Ey insanoğlu! Benim Hüsnü, merak etmeyin, iyiyim. Sizleri bu dertlerden kurtaracak gücüm var. Kim mutluluktan çok bahsediyorsa o mutlu değildir. Kim sürekli acı çektiğinden yakınıyorsa o insan gerçekten acı çekmiyordur. Benim gibi götler ve acı babaları böyle net konuşurlar. Bizler olmayanı söyleriz. Andığımız şeyleri yaşadığımızı sanırız. Birden konuya balıklama girdim, affedin. İsmim Hüsnü, soyadımı unuttum. Hüsnü Cennettenkovulanoğluları. Böyle bir şey olmalıydı ya da böyleydi işte. Ben Hüsnü Cennettenkovulanoğluları, ilk acı çekmeye yedi yaşında ilkokul öğretmenimden tokat yiyince başladım. O tokadı yiyince ayılmıştım. Meğer kendimi bulmak için o tokatı yemem lazımmış. Bu durum çok hoşuma gitmişti. O tokadı yemek için ödevlerimi yapamaz olmuştum. O korku anı ne muhteşemdi! O ne sert, ne okkalı tokatlardı. Eğer benim gibi bir acı babası yaratmak isteyen öğretmenler varsa çocukların abalak suratlarına şapalaklar atmaktan kendilerini muhafaza etmemeliler.

Ayten’i ilk tanıdığım zaman on iki yaşındaydım. Öyle güzel bir tokat yemiştim ki bu el izinin altında kaldı diğer tokat izleri. Gerçek bir derbeder olmak için ilk aşkınızın sizden nefret etmesini bir şekilde sağlamanız lazım.

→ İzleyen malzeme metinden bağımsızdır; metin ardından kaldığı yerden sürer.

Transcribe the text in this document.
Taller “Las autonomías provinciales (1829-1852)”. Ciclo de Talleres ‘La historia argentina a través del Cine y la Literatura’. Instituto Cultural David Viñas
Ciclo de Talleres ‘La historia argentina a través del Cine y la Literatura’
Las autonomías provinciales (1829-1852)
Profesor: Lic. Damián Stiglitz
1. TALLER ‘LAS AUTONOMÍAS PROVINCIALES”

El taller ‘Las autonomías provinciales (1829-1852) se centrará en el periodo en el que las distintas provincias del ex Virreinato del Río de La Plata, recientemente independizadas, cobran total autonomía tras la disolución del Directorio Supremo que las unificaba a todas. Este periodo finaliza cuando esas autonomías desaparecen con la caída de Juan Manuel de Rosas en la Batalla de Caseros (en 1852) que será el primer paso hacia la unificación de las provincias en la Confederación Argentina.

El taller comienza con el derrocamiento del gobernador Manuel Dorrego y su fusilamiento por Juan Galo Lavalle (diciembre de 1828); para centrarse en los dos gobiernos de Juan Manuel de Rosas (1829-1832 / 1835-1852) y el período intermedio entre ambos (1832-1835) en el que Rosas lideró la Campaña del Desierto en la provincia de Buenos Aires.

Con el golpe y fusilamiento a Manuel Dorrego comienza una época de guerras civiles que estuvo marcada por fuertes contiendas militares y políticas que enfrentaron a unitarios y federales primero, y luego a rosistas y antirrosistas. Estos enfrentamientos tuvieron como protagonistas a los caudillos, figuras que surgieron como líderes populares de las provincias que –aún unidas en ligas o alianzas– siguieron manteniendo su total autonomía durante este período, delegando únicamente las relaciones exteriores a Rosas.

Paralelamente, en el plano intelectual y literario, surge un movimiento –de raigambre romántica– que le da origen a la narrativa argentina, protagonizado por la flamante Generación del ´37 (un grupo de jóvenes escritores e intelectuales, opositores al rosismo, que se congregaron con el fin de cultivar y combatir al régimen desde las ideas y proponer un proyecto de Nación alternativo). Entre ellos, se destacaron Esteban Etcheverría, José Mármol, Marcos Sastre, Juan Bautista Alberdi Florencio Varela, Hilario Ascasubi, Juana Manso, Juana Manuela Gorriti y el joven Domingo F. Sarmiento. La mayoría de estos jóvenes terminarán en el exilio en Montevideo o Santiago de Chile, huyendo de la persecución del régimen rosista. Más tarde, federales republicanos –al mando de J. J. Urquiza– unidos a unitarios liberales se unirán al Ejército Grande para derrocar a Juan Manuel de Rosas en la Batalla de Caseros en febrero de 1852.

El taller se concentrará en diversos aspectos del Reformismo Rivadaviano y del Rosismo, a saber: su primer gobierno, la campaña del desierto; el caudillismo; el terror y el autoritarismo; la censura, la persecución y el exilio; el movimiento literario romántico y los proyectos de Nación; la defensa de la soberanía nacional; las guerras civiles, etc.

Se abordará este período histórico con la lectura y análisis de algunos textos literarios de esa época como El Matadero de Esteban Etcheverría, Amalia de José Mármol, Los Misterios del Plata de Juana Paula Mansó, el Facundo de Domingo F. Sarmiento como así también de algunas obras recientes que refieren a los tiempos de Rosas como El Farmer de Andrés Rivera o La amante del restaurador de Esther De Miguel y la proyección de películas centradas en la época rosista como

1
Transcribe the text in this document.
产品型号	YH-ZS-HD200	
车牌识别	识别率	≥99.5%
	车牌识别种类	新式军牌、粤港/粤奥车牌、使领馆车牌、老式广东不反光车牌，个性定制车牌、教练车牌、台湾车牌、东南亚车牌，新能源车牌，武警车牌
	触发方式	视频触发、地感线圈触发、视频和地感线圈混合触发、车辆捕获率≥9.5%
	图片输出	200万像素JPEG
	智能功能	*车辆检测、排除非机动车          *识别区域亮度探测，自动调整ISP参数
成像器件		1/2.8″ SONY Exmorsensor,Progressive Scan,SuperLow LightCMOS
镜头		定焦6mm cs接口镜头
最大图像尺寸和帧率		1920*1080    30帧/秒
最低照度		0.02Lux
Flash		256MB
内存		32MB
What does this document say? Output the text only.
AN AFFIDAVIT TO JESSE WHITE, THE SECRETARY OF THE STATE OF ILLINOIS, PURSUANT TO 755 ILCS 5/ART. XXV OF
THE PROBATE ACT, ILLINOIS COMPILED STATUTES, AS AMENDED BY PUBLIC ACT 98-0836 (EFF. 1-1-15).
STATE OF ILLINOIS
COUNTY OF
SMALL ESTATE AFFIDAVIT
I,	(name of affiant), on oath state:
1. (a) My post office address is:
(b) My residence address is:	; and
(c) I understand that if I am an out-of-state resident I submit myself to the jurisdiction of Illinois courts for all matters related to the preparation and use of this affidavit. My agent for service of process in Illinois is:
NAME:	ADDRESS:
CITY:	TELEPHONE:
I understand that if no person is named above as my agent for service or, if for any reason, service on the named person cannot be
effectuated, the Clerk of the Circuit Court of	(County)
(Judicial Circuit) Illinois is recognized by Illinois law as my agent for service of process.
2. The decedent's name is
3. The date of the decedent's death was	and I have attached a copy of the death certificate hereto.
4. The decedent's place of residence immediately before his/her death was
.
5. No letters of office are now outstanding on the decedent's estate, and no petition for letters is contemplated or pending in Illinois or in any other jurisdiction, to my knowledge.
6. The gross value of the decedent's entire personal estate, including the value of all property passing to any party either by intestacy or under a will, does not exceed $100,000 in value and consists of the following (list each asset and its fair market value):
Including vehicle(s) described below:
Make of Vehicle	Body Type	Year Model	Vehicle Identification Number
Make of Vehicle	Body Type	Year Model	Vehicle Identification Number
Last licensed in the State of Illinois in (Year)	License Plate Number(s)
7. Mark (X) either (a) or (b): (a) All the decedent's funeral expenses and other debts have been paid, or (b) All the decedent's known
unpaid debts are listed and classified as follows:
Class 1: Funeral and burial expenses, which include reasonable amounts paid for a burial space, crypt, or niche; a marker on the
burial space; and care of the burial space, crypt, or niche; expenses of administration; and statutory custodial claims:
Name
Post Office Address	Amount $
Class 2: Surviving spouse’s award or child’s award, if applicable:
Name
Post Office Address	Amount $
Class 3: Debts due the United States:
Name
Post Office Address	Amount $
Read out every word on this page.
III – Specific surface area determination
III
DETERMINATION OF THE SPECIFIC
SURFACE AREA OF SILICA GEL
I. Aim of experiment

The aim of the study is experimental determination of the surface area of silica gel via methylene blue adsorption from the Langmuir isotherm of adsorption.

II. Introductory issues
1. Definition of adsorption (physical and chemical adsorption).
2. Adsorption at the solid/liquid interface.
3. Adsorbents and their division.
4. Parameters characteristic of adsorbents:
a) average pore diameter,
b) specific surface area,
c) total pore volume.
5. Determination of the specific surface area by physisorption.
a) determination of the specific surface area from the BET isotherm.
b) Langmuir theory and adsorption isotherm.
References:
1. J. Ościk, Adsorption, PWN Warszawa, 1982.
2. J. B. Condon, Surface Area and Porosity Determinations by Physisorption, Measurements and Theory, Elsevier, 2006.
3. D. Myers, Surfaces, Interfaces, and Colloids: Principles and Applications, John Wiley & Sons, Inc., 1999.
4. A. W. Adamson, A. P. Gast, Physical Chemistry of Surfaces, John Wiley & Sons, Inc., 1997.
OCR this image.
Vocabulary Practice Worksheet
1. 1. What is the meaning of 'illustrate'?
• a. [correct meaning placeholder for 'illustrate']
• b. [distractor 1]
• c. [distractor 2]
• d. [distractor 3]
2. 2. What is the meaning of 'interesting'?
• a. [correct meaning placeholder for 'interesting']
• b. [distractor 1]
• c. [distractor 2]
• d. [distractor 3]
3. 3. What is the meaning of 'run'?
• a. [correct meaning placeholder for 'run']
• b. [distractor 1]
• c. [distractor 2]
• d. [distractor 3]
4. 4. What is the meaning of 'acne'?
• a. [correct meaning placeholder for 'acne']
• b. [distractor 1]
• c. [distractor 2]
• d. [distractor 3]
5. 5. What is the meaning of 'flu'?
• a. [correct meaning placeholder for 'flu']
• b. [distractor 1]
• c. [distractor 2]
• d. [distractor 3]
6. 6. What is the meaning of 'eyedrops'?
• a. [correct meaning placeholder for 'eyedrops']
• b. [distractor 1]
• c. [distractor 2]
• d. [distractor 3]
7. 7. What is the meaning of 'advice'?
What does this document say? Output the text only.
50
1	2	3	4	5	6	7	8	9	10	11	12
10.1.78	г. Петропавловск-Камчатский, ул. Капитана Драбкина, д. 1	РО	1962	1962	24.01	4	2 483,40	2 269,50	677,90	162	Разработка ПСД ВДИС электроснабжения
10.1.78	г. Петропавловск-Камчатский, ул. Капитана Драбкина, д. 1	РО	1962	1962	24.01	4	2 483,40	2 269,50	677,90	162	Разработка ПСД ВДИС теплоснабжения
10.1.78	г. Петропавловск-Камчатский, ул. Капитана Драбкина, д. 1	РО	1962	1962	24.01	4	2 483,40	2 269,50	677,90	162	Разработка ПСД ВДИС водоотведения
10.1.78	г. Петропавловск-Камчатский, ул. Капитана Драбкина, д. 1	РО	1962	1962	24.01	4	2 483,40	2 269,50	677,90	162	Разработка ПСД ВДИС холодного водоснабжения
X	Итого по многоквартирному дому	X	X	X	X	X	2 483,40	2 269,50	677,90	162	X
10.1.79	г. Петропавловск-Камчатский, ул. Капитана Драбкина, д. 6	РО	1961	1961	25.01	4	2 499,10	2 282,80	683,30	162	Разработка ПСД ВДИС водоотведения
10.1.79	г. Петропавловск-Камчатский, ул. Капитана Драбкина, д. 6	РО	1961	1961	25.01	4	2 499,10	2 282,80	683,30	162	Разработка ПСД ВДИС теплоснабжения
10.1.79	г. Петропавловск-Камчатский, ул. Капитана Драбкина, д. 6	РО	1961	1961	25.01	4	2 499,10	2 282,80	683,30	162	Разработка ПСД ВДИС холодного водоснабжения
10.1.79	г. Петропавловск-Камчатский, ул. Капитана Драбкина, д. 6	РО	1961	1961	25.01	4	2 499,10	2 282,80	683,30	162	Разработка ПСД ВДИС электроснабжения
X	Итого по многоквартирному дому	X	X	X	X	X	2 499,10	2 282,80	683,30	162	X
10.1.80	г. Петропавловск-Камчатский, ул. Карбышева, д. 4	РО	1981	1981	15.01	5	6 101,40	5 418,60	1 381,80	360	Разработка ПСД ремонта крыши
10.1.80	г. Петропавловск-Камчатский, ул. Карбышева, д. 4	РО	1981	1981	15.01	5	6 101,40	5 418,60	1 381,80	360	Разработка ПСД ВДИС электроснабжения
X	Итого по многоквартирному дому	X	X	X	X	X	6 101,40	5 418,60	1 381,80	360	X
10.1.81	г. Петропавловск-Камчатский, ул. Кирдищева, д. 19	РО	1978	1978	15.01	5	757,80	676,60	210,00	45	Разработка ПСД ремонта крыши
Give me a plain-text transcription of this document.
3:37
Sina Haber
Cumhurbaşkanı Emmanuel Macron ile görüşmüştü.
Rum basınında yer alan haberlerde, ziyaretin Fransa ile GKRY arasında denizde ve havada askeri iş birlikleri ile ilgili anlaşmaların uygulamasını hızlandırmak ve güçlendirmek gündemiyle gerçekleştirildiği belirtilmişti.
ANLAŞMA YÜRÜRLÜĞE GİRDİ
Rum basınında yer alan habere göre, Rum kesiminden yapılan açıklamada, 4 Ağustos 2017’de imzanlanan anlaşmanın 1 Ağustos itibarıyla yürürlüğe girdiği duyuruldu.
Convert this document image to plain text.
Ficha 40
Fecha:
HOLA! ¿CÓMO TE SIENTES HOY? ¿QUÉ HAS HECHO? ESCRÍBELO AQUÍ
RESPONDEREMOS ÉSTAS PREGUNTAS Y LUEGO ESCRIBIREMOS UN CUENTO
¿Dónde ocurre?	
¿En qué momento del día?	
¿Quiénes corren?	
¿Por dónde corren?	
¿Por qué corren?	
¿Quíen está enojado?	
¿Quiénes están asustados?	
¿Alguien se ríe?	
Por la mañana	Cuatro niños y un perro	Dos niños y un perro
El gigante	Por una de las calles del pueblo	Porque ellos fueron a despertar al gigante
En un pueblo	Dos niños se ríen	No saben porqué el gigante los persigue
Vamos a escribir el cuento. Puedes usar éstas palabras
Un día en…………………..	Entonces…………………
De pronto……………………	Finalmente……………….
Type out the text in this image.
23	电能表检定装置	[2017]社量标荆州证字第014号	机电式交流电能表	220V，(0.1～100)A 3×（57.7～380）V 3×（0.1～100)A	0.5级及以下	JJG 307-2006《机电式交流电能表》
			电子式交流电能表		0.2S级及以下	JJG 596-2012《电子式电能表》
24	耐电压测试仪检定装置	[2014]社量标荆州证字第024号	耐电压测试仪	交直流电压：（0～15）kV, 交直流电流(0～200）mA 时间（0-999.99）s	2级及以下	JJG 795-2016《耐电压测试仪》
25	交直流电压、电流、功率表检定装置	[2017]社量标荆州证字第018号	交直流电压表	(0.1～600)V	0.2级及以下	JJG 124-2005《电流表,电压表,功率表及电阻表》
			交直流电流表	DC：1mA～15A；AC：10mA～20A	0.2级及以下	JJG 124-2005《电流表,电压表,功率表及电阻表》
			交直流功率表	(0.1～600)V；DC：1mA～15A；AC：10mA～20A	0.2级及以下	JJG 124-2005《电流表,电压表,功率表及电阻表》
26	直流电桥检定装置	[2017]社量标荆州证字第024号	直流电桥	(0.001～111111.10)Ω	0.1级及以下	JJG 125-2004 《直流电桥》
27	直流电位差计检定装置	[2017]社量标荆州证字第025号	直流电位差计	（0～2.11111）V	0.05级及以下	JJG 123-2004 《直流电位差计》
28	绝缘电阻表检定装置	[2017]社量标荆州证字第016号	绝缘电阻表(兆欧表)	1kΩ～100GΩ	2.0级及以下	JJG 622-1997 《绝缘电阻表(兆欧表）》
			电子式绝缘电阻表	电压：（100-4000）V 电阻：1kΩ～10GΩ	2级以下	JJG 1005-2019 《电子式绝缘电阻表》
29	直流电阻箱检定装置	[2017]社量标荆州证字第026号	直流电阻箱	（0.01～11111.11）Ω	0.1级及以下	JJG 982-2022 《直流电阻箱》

Onun oturduğu sıraya japon yapıştırıcısını yedirdikten sonra şehvetli elleriyle yüzünüzü bir kedi gibi cırmalamasına izin verin. Çünkü aşk nefrete yakındır. Önce nefret eder, sonra aşık olur. Ama ilk Ayten bana aşık olmamıştı. Neyse ki daha çok Ayten kaybedecektim. Bir büyük acı diğer acıları silip atacaktı.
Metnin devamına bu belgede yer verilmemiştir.